Jika anak tamatan SMA merasa bahwa dirinya telah melampaui masalah yang besar, maka Mahasiswa Lulusan sebuah perguruan tinggi justru akan dihadapkan pada masalah yang lebih-lebih besar lagi. Ketika selesai kuliah mesti berfikir tentang karir. Mesti kerja dimana, ngelamar dimana. Apalagi jika itu sudah dihubungkan lagi dengan masalah pasangan hidup. Yakin, pasti akan lebih besar lagi.

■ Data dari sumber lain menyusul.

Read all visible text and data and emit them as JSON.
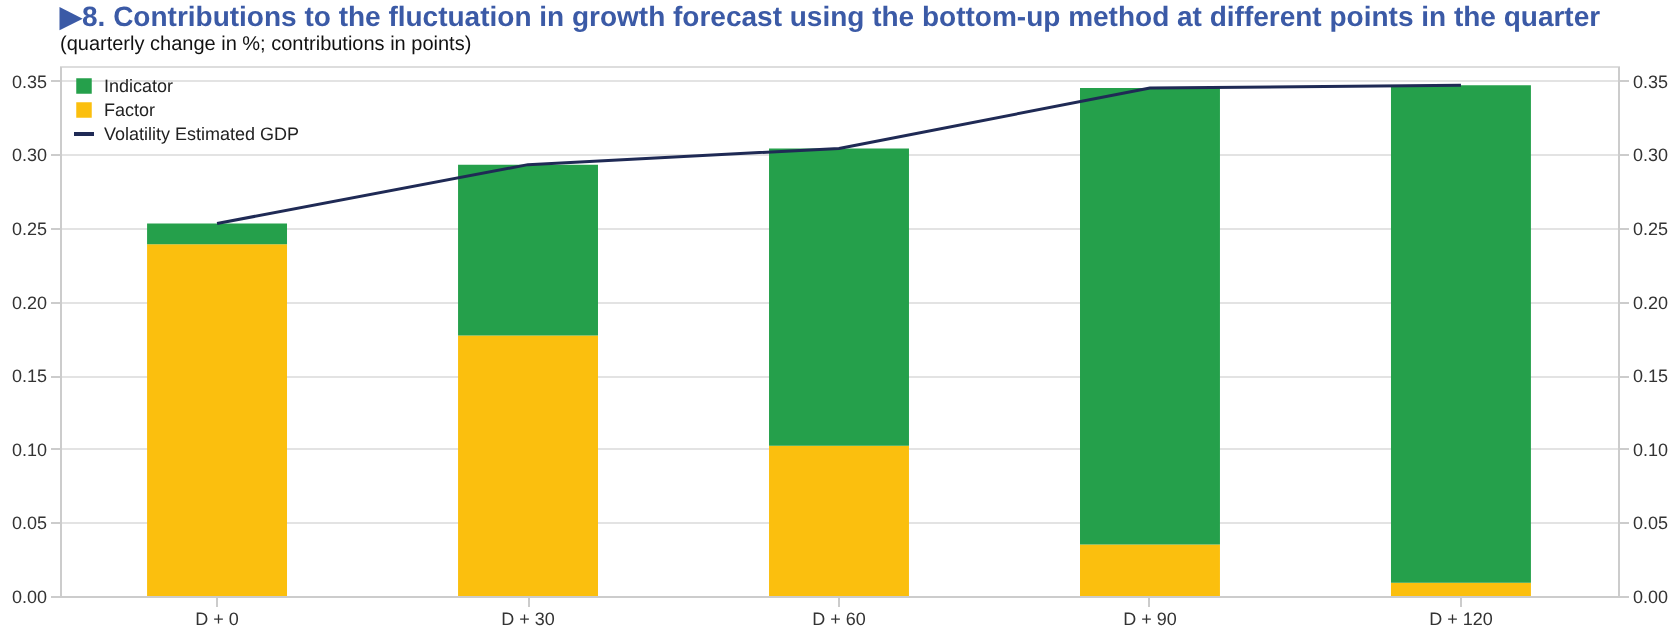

Dan itu ternyata belum apa-apa. Setelah menikah, masalah yang muncul akan lebih-lebih-lebih besar. Kita kan menjadi suami, orang tua dari anak-anak kita, yang perlu selalu belajar menjadi teladan. Makanan, pakaian, pendidikan, agama, semua bakal jadi tanggung jawab kita. Lha kalo’ kita termasuk orang tua yang gentar menghadapi masalah, bagaimana kehidupan generasi setelah kita?

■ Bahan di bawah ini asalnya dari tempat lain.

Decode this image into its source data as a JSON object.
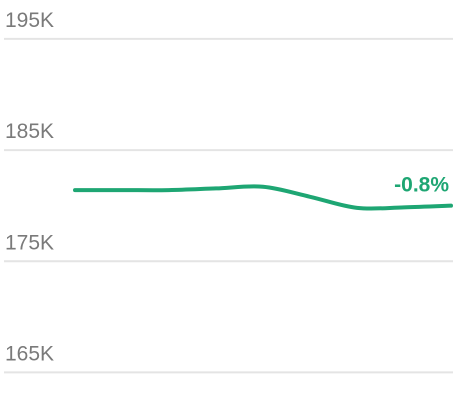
{
  "chart_data": {
    "type": "line",
    "categories": [
      null,
      null,
      null,
      null,
      null,
      null,
      null,
      null,
      null
    ],
    "series": [
      {
        "color": "#1ea673",
        "values": [
          181400,
          181400,
          181400,
          181550,
          181700,
          180800,
          179800,
          179850,
          180000
        ]
      }
    ],
    "annotation": "-0.8%",
    "ylim": [
      160900,
      198500
    ],
    "yticks": [
      {
        "value": 195000,
        "label": "195K"
      },
      {
        "value": 185000,
        "label": "185K"
      },
      {
        "value": 175000,
        "label": "175K"
      },
      {
        "value": 165000,
        "label": "165K"
      }
    ],
    "grid": true
  }
}
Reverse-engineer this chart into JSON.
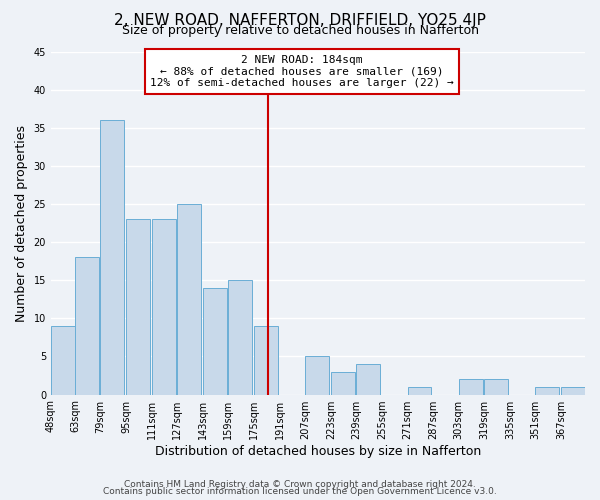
{
  "title": "2, NEW ROAD, NAFFERTON, DRIFFIELD, YO25 4JP",
  "subtitle": "Size of property relative to detached houses in Nafferton",
  "xlabel": "Distribution of detached houses by size in Nafferton",
  "ylabel": "Number of detached properties",
  "bin_labels": [
    "48sqm",
    "63sqm",
    "79sqm",
    "95sqm",
    "111sqm",
    "127sqm",
    "143sqm",
    "159sqm",
    "175sqm",
    "191sqm",
    "207sqm",
    "223sqm",
    "239sqm",
    "255sqm",
    "271sqm",
    "287sqm",
    "303sqm",
    "319sqm",
    "335sqm",
    "351sqm",
    "367sqm"
  ],
  "bin_edges": [
    48,
    63,
    79,
    95,
    111,
    127,
    143,
    159,
    175,
    191,
    207,
    223,
    239,
    255,
    271,
    287,
    303,
    319,
    335,
    351,
    367
  ],
  "bar_heights": [
    9,
    18,
    36,
    23,
    23,
    25,
    14,
    15,
    9,
    0,
    5,
    3,
    4,
    0,
    1,
    0,
    2,
    2,
    0,
    1,
    1
  ],
  "bar_color": "#c8d9ea",
  "bar_edge_color": "#6aaed6",
  "reference_line_x": 184,
  "reference_line_color": "#cc0000",
  "annotation_title": "2 NEW ROAD: 184sqm",
  "annotation_line1": "← 88% of detached houses are smaller (169)",
  "annotation_line2": "12% of semi-detached houses are larger (22) →",
  "annotation_box_color": "#cc0000",
  "ylim": [
    0,
    45
  ],
  "yticks": [
    0,
    5,
    10,
    15,
    20,
    25,
    30,
    35,
    40,
    45
  ],
  "footer_line1": "Contains HM Land Registry data © Crown copyright and database right 2024.",
  "footer_line2": "Contains public sector information licensed under the Open Government Licence v3.0.",
  "background_color": "#eef2f7",
  "grid_color": "#ffffff",
  "title_fontsize": 11,
  "subtitle_fontsize": 9,
  "axis_label_fontsize": 9,
  "tick_fontsize": 7,
  "annotation_fontsize": 8,
  "footer_fontsize": 6.5
}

Halah, postingan sok dewasa ini semoga bisa menjadi pelajaran bagi diri saya sendiri. Hidup yang penuh masalah mestinya bisa menjadi indah seperti kata Zaskia. Bisa menjadi bak perjalanan yang menyenangkan menurut Agnes. Bisa menjadi permainan, bukanlah sebuah keabadian. Ketika hari ini menang, mungkin besok kalah *Dewa19*, hari ini naik, besok turun, maju, mundur.
Yang paling penting ketika bermasalah adalah : Bagaimana mengubah masalah menjadi tantangan!
Hidup adalah modal menuju hari depan. Dunia ke-dua yang menuntut tanggung jawab sebenar-benarnya dari kita. Tanpa Korupsi Pahala, Tanpa kolusi dengan Malaikat, tanpa Nepotisme dengan Penjaga Surga. Hanya ada kita dan segala amalan kita.
Semoga esok makin baik! Amin …
*Teruntuk dua orang temanku yang mungkin masih diselimuti masalah! Moga cepet kelar! Life must go on eui!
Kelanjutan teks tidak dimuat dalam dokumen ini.